Two essays about death

Dudley Cledenin, former national correspondent for the NY Times, writes about his impending death due to ALS (Lou Gehrig’s Disease) and his desire to die well.

In the Guardian, Sabine Durrant writes about Nell Dunn’s play Home Death, which was written after the death of Dunn’s partner Dan Oestreicher, who wanted to die in dignity at home. However:

Oestreicher was visited by five national health professionals – four district nurses, one doctor – in his last 24 hours, but none of them seemed trained to deal with a home death. When Nell woke in the early hours, she realised Dan was dying. His lungs were bubbling; he was panicking – he felt he was drowning – and in pain. She couldn’t ring for an ambulance because they would take him to hospital and he didn’t want that. She had four phone numbers, including one for a hospice, but when she rang she was told to ring back after 8.30am; when she called again it went straight to answerphone. Her doctor’s surgery was closed. There was no morphine. A district nurse came, gabbled into her mobile phone inches away from Dan’s ear, a doctor, another nurse. No one knew where to find an open chemist. “I know it was a Sunday, but people die on a Sunday for God’s sake.” There was irritation from the doctor who visited, tactlessness: “I’m being paid well for this.” Finally, late morning, everyone dispersed and Nell and Dan were left alone. She lay next to him on their bed. He came in and out of consciousness and at 1.30pm, their dog Primrose beside him, he died.

The nurse returned with the morphine at 4pm. She had been gone for five hours. Was she embarrassed? “I don’t know. I didn’t let her in.”

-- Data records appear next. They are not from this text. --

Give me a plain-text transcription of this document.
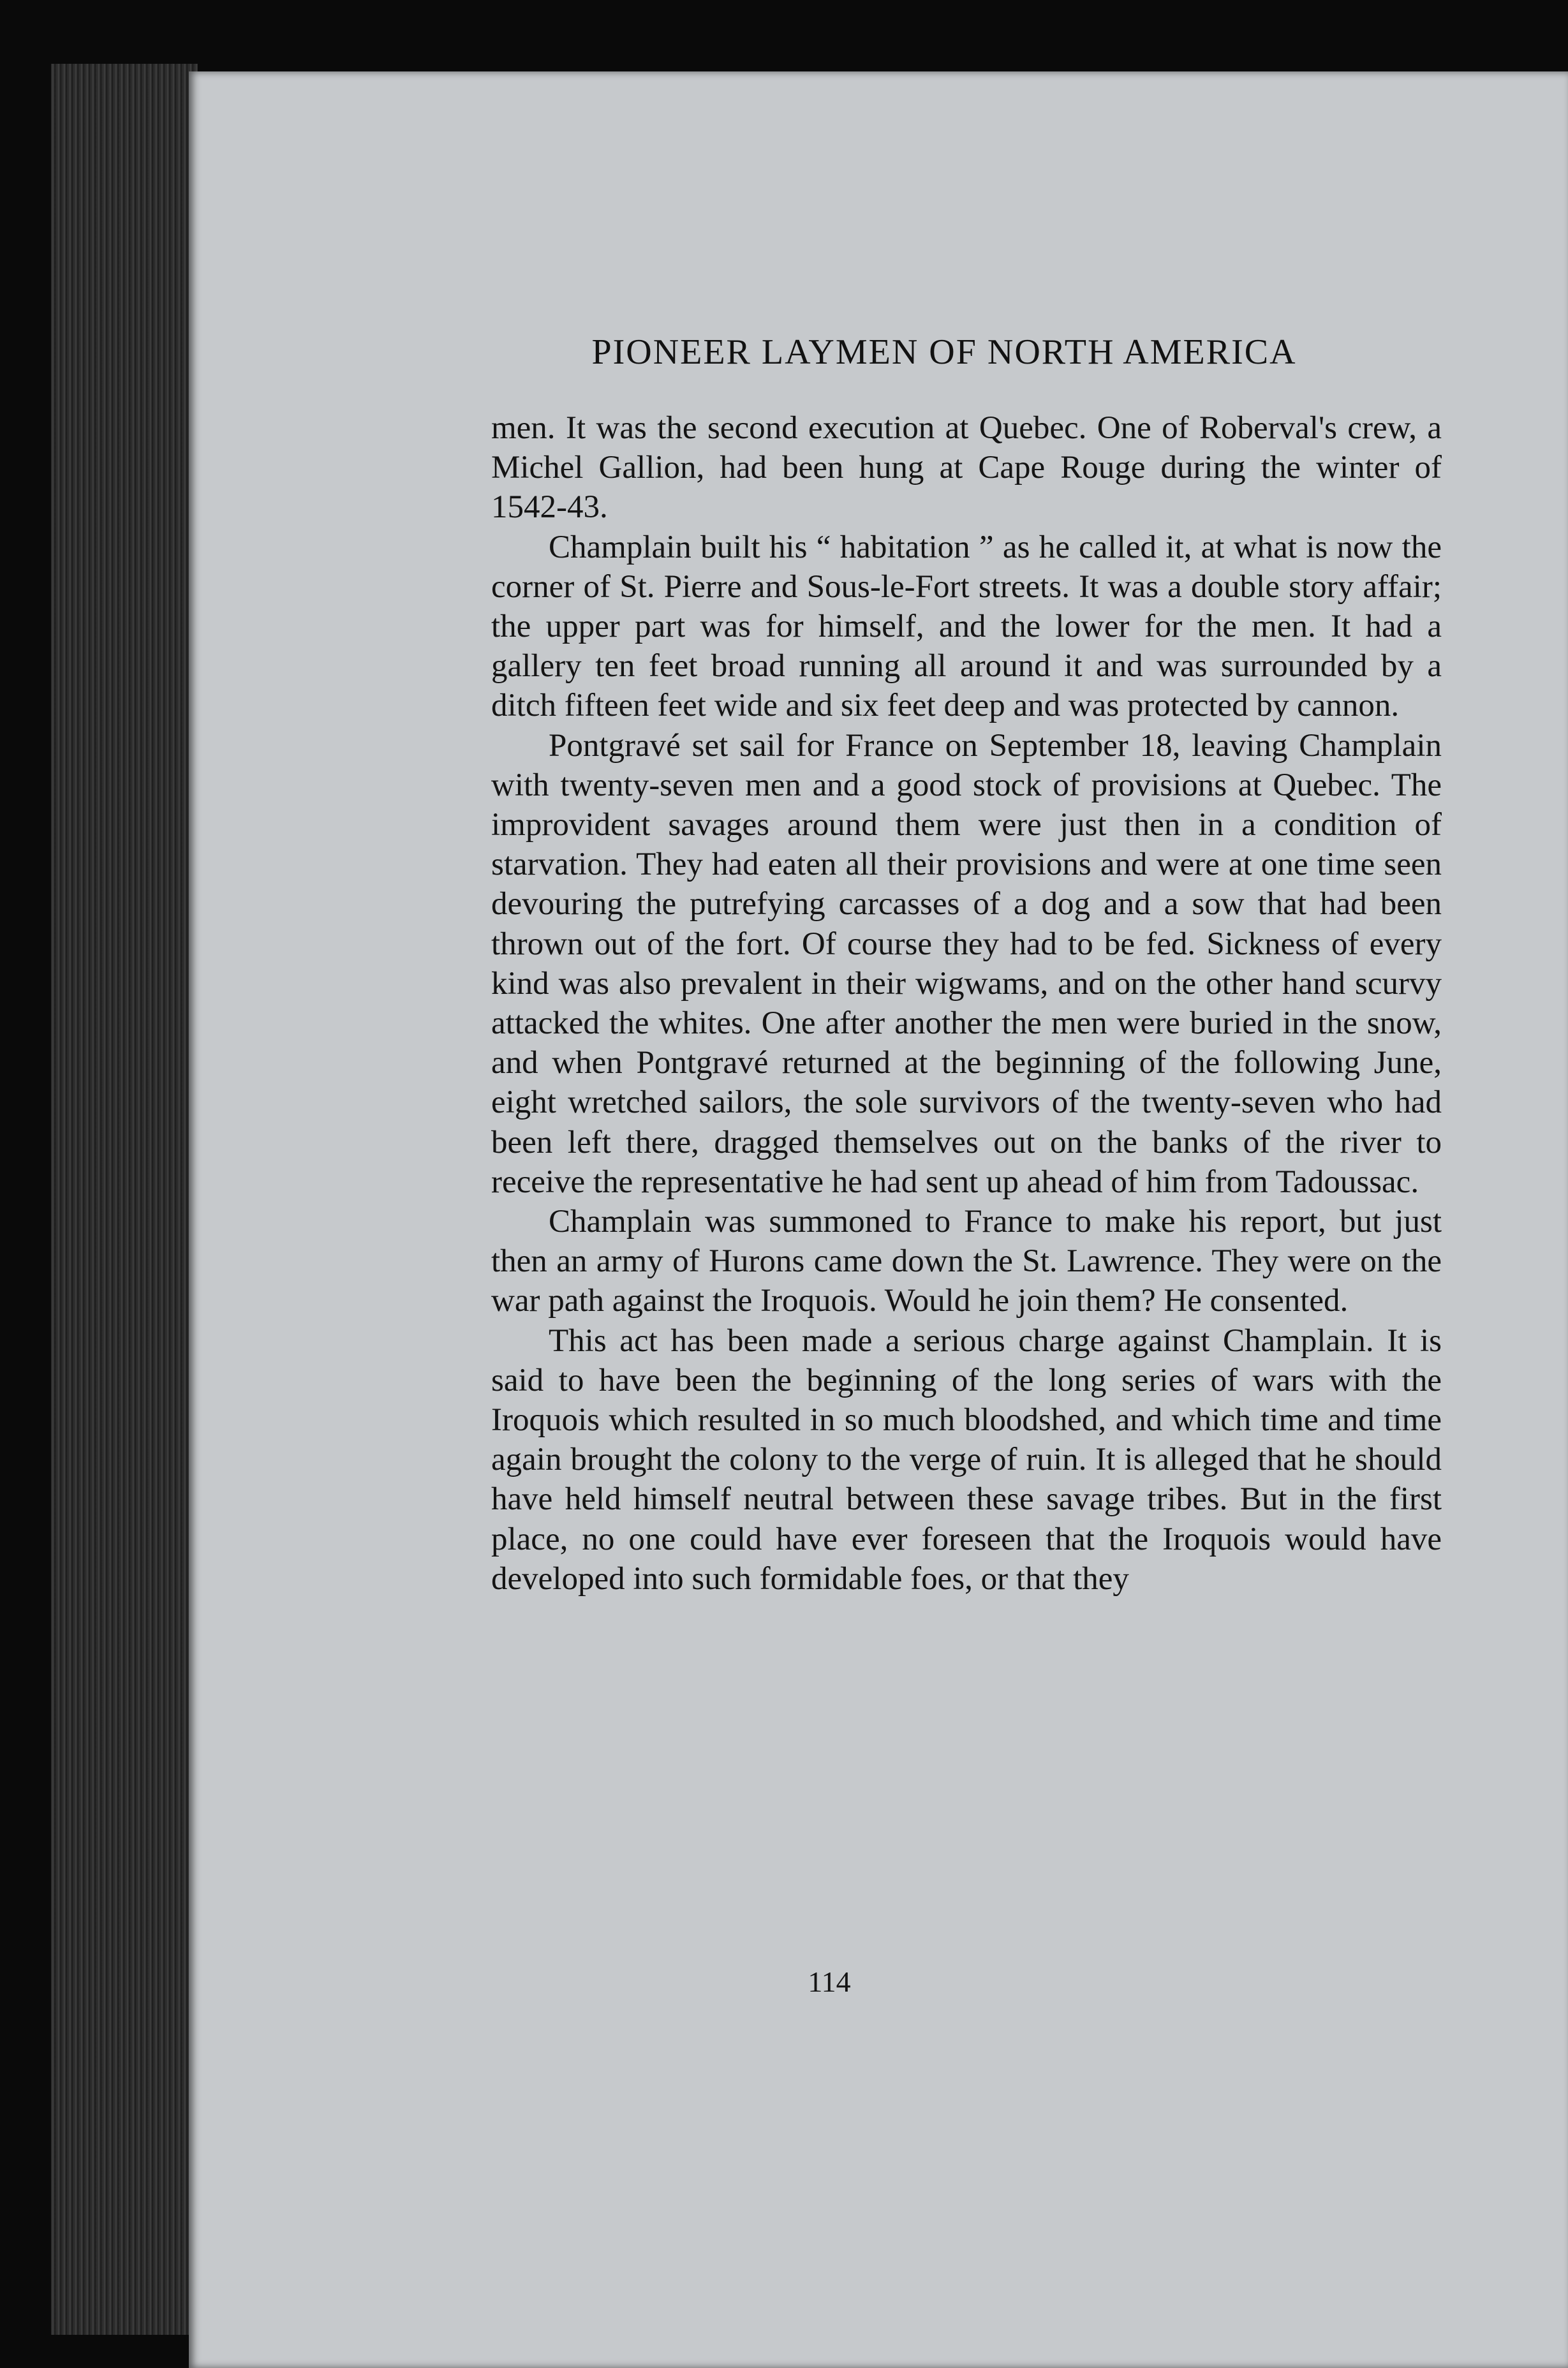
PIONEER LAYMEN OF NORTH AMERICA

men. It was the second execution at Quebec. One of Roberval's crew, a Michel Gallion, had been hung at Cape Rouge during the winter of 1542-43.

Champlain built his “ habitation ” as he called it, at what is now the corner of St. Pierre and Sous-le-Fort streets. It was a double story affair; the upper part was for himself, and the lower for the men. It had a gallery ten feet broad running all around it and was surrounded by a ditch fifteen feet wide and six feet deep and was protected by cannon.

Pontgravé set sail for France on September 18, leaving Champlain with twenty-seven men and a good stock of provisions at Quebec. The improvident savages around them were just then in a condition of starvation. They had eaten all their provisions and were at one time seen devouring the putrefying carcasses of a dog and a sow that had been thrown out of the fort. Of course they had to be fed. Sickness of every kind was also prevalent in their wigwams, and on the other hand scurvy attacked the whites. One after another the men were buried in the snow, and when Pontgravé returned at the beginning of the following June, eight wretched sailors, the sole survivors of the twenty-seven who had been left there, dragged themselves out on the banks of the river to receive the representative he had sent up ahead of him from Tadoussac.

Champlain was summoned to France to make his report, but just then an army of Hurons came down the St. Lawrence. They were on the war path against the Iroquois. Would he join them? He consented.

This act has been made a serious charge against Champlain. It is said to have been the beginning of the long series of wars with the Iroquois which resulted in so much bloodshed, and which time and time again brought the colony to the verge of ruin. It is alleged that he should have held himself neutral between these savage tribes. But in the first place, no one could have ever foreseen that the Iroquois would have developed into such formidable foes, or that they

114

Dying well–the notion reminds me of the ars moriendi  of the medieval period, a genre of devotional literature that encouraged Christians to prepare for death, making a proper final confession, so they could be certain of a successful passage into purgatory. But there’s something else here, too–the desire to have control over how one ends one’s life. That’s certainly the case in Clendenin’s piece. It also seems to be some of the motive behind the assisted suicide movement. Those who are opposed to such things often criticize people like Clendenin for aspiring to self-sufficiency. He points out how he ministered at the end of life to his mother and other relatives, and that he wishes to spare his beloved daughter that experience. But has he asked her?

I don’t have answers to the questions raised by these essays, to the question of assisted suicide, or even to the question of human dignity, whether it be in the sickbed or at end of life. Posing the questions is hard enough.